JurnalPatroliNews, Pekanbaru – Polres Indragiri Hulu (Inhu) di Riau mengungkap kasus begal, penipuan dan pemerkosaan.

Aksi terungkap setelah pelaku inisial AW, mengaku anggota polisi dan berpangkat Ajun Komisaris Polisi alias (AKP).

BACA JUGA :

Kapolres Inhu, AKBP Bachtiar Alponso mengatakan pelaku ditangkap tim Polsek Siberida. Ia ditangkap, Sabtu (18/9) pukul 16.00 Wib di rumahnya Desa Bukit Meranti.

“Selasa malam (14/9) ada beberapa warga Pangkalan Kasai mengantarkan perempuan berinisial EK (36) ke polsek,” tegas Alponso kepada wartawan, Rabu (22/9/2021).

Alponso menyebut wanita itu merupakan warga Bandar Lampung. EK datang ke Polsek diantar warga setelah jadi korban begal.

“EK mengaku dibegal, mobilnya dibawa kabur seorang laki-laki. Pelaku mengaku polisi bernama Andreas dan tugasnya di Polres Indragiri Hulu,” katanya.

EK sendiri mengenal pelaku lewat media sosial facebook.
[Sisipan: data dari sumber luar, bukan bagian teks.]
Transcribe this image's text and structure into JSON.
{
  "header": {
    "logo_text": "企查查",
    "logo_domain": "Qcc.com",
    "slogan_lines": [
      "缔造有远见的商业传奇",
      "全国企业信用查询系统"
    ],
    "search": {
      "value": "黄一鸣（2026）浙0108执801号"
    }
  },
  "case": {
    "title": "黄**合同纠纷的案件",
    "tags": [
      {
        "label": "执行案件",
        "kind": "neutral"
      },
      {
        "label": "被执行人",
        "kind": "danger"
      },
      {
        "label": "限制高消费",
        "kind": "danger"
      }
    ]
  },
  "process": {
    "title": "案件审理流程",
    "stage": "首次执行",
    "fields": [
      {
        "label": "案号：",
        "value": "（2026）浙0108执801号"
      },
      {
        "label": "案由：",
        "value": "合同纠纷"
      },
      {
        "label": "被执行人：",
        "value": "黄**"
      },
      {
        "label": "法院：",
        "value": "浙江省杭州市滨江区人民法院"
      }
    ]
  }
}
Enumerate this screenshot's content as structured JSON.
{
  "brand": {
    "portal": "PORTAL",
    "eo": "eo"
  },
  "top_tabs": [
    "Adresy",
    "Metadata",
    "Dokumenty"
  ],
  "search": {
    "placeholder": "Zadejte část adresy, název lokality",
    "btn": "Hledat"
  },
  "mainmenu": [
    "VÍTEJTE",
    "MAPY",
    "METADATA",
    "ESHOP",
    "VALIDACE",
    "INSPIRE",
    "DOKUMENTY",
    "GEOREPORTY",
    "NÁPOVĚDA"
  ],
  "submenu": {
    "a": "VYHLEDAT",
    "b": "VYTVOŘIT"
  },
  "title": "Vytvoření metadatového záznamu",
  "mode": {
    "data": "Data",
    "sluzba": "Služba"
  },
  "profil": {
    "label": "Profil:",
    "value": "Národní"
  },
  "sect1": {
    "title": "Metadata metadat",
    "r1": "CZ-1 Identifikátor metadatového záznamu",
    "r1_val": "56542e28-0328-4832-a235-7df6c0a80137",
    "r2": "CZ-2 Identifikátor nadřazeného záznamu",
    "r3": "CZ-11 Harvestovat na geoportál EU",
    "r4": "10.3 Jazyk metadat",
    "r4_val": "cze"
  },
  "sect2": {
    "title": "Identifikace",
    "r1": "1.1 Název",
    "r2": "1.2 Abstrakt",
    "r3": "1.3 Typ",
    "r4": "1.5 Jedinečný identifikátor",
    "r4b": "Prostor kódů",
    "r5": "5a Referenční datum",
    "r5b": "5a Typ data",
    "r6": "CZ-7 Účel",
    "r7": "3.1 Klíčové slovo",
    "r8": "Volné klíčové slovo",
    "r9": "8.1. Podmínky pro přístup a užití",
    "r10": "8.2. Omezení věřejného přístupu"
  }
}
Di mana saat itu dirinya mulai berkomunikasi dan minta bantuan cari kerja.

“Karena sering komunikasi lewat medsos akhirnya mereka semakin akrab dan EK minta bantu mencarikan pekerjaan pada pelaku. Permintaan itu disanggupi pelaku dan diajak ke Indragiri Hulu,” katanya.

Bukannya dapat pekerjaan, korban malah diikat dan disandera di mobil. Selanjutnya mobil dan seluruh barang berharga milik korban digasak dan korban diturunkan di pinggir jalan.
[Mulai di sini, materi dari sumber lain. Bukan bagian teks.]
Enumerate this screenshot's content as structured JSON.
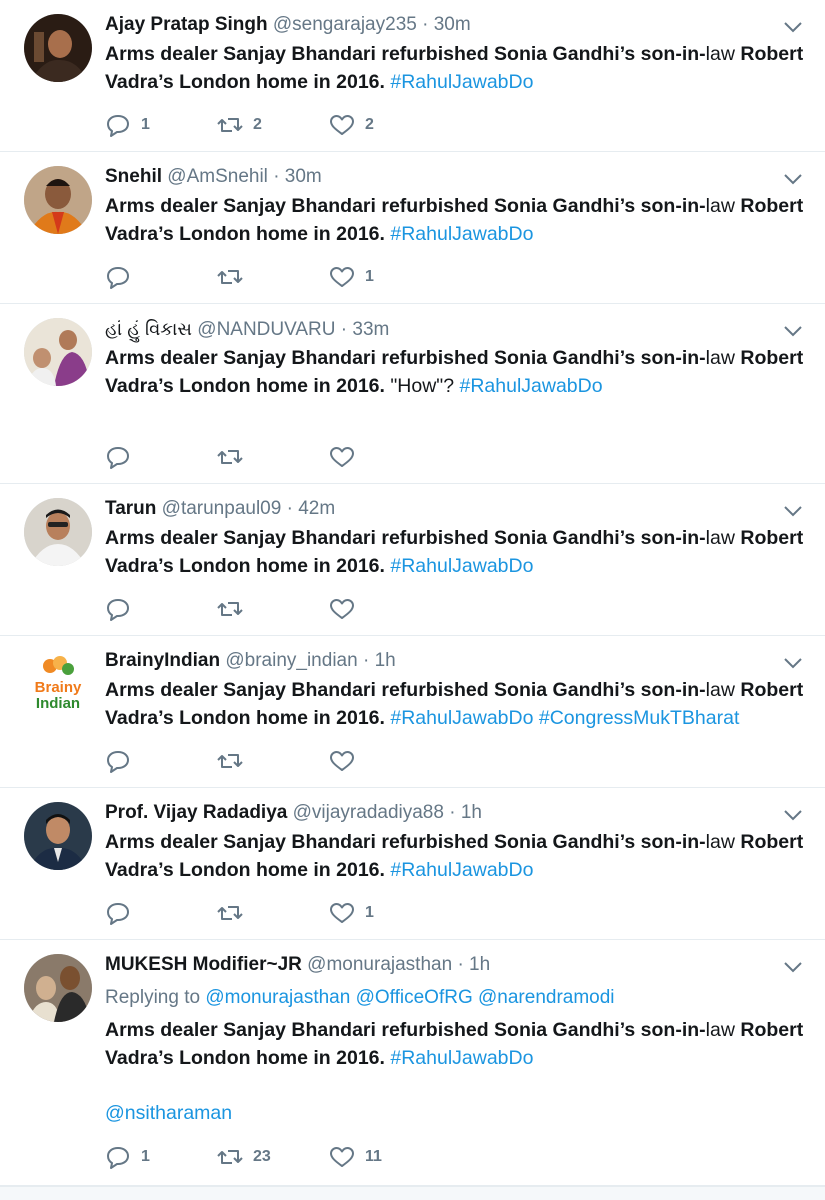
{
  "colors": {
    "link": "#1b95e0",
    "muted": "#657786",
    "text": "#14171a",
    "divider": "#e6ecf0"
  },
  "icons": {
    "reply": "reply-icon",
    "retweet": "retweet-icon",
    "like": "heart-icon",
    "menu": "chevron-down-icon"
  },
  "tweets": [
    {
      "name": "Ajay Pratap Singh",
      "handle": "@sengarajay235",
      "dot": "·",
      "time": "30m",
      "text_bold_1": "Arms dealer Sanjay Bhandari refurbished Sonia Gandhi’s son-in-",
      "text_plain_1": "law ",
      "text_bold_2": "Robert Vadra’s London home in 2016.",
      "text_plain_2": " ",
      "hashtags": "#RahulJawabDo",
      "replies": "1",
      "retweets": "2",
      "likes": "2"
    },
    {
      "name": "Snehil",
      "handle": "@AmSnehil",
      "dot": "·",
      "time": "30m",
      "text_bold_1": "Arms dealer Sanjay Bhandari refurbished Sonia Gandhi’s son-in-",
      "text_plain_1": "law ",
      "text_bold_2": "Robert Vadra’s London home in 2016.",
      "text_plain_2": " ",
      "hashtags": "#RahulJawabDo",
      "replies": "",
      "retweets": "",
      "likes": "1"
    },
    {
      "name": "હાં હું વિકાસ",
      "handle": "@NANDUVARU",
      "dot": "·",
      "time": "33m",
      "text_bold_1": "Arms dealer Sanjay Bhandari refurbished Sonia Gandhi’s son-in-",
      "text_plain_1": "law ",
      "text_bold_2": "Robert Vadra’s London home in 2016.",
      "text_plain_2": " \"How\"? ",
      "hashtags": "#RahulJawabDo",
      "replies": "",
      "retweets": "",
      "likes": ""
    },
    {
      "name": "Tarun",
      "handle": "@tarunpaul09",
      "dot": "·",
      "time": "42m",
      "text_bold_1": "Arms dealer Sanjay Bhandari refurbished Sonia Gandhi’s son-in-",
      "text_plain_1": "law ",
      "text_bold_2": "Robert Vadra’s London home in 2016.",
      "text_plain_2": " ",
      "hashtags": "#RahulJawabDo",
      "replies": "",
      "retweets": "",
      "likes": ""
    },
    {
      "name": "BrainyIndian",
      "handle": "@brainy_indian",
      "dot": "·",
      "time": "1h",
      "avatar_text_1": "Brainy",
      "avatar_text_2": "Indian",
      "text_bold_1": "Arms dealer Sanjay Bhandari refurbished Sonia Gandhi’s son-in-",
      "text_plain_1": "law ",
      "text_bold_2": "Robert Vadra’s London home in 2016.",
      "text_plain_2": " ",
      "hashtags": "#RahulJawabDo #CongressMukTBharat",
      "replies": "",
      "retweets": "",
      "likes": ""
    },
    {
      "name": "Prof. Vijay Radadiya",
      "handle": "@vijayradadiya88",
      "dot": "·",
      "time": "1h",
      "text_bold_1": "Arms dealer Sanjay Bhandari refurbished Sonia Gandhi’s son-in-",
      "text_plain_1": "law ",
      "text_bold_2": "Robert Vadra’s London home in 2016.",
      "text_plain_2": " ",
      "hashtags": "#RahulJawabDo",
      "replies": "",
      "retweets": "",
      "likes": "1"
    },
    {
      "name": "MUKESH Modifier~JR",
      "handle": "@monurajasthan",
      "dot": "·",
      "time": "1h",
      "reply_prefix": "Replying to ",
      "reply_mentions": "@monurajasthan @OfficeOfRG @narendramodi",
      "text_bold_1": "Arms dealer Sanjay Bhandari refurbished Sonia Gandhi’s son-in-",
      "text_plain_1": "law ",
      "text_bold_2": "Robert Vadra’s London home in 2016.",
      "text_plain_2": " ",
      "hashtags": "#RahulJawabDo",
      "extra_mention": "@nsitharaman",
      "replies": "1",
      "retweets": "23",
      "likes": "11"
    }
  ]
}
Atas laporan tersebut, Kapolsek Seberida, Kompol Hendri Suparto mengintruksikan jajaran memburu polisi yang dimaksud EK. Selanjutnya pelaku ditangkap.

Dalam pemeriksaan, pelaku teridentifikasi pernah terlibat pemerkosaan. Korbannya adalah wanita muda, NE berusia 27 tahun.

“Hasil pemeriksaan pelaku juga terlibat pemerkosaan. Modus sama, mengaku sebagai polisi di Indragiri Hulu,” imbuh Ps Paur Humas Polres Inhu, Aipda Misran WB.

Kasus pemerkosan, dilakukan pelaku pada 15 Agustus lalu. Saat itu korban meminta bantuan karena suaminya ditahan terkait kasus perampokan minimarket di wilayah hukum Polsek Siberida.

“Kasus kedua ini dimanfaatkan karena NE minta bantuan suaminya ada kasus. Tapi korban dibawa keliling-keliling, kemudian disetubuhi di kebun sawit,” katanya.

Usai memuaskan hasratnya, semua barang berharga milik korban disikat. Lalu korban ditinggalkan dan akhirnya membuat laporan ke Polsek Siberida.

“Modus pelaku ini selalu mengaku anggota polisi. Akibatnya korban-korban percaya, ya walaupun mereka kenal dari media sosial,” kata Misran.